My cousin's father is turning eighty this year. He had been frail the past year. A few months after the last hospitalization, he regained his health. Lately my cousin found that he was beginning to be forgetful. What do we do when we are faced with an aged person's declining short term memory?
I can think of three possible reasons: 1. growing old - the inevitable decline 2. Senile dementia 3. Alzeimer's disease Of the three, an early diagnosis and quick intervention of no. 3 could buy some time and limit the ravages of the disease by whatever current medical science could do.

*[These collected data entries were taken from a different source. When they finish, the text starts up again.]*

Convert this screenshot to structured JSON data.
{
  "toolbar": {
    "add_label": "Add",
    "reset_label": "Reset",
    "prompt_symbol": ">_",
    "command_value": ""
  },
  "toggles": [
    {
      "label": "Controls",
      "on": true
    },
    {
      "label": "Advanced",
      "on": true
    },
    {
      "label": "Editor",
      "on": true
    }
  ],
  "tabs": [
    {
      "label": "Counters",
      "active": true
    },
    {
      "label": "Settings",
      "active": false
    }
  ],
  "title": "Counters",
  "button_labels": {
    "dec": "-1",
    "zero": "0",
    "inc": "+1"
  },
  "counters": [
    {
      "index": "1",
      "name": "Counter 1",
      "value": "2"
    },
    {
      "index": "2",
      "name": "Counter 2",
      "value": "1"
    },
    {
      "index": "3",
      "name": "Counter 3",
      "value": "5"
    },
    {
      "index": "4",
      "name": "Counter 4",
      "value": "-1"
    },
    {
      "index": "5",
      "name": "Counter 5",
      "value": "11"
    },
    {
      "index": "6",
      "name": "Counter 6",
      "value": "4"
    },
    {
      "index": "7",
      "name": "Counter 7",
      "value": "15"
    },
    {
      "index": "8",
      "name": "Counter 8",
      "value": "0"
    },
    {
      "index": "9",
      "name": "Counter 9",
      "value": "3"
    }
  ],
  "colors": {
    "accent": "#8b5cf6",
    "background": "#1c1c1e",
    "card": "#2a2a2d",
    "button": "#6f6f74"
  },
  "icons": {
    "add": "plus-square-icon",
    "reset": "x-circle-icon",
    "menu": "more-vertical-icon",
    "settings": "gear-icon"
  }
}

But in this case we all know the root cause: the poor old man was left at home alone all working days with no one to talk to. His wife chose to run over to her son's to care for the only grand daughter from Monday to Friday. Perhaps the family has to address this issue and move either the apple of the grandparents' eyes to the old man or being equally creative, move the old man to be with his wife on weekdays.
To implement either solutions, problems would crop up. Would the parents be willing to commute daily? Is spending more on petrol an impossible thing? Or would it be unacceptable to leave the old couple's house untenanted on week nights? What are our priorities? If everyone agrees that it is important to keep grandpa's mind alert and sharp for as long as possible, then changes are inevitable.
Incidentally, this old man's biological elder sister's short term memory has deteriorated to the extent that within the period of eating lunch (about half an hour), she asked who brought the ten pieces of fried chicken four times.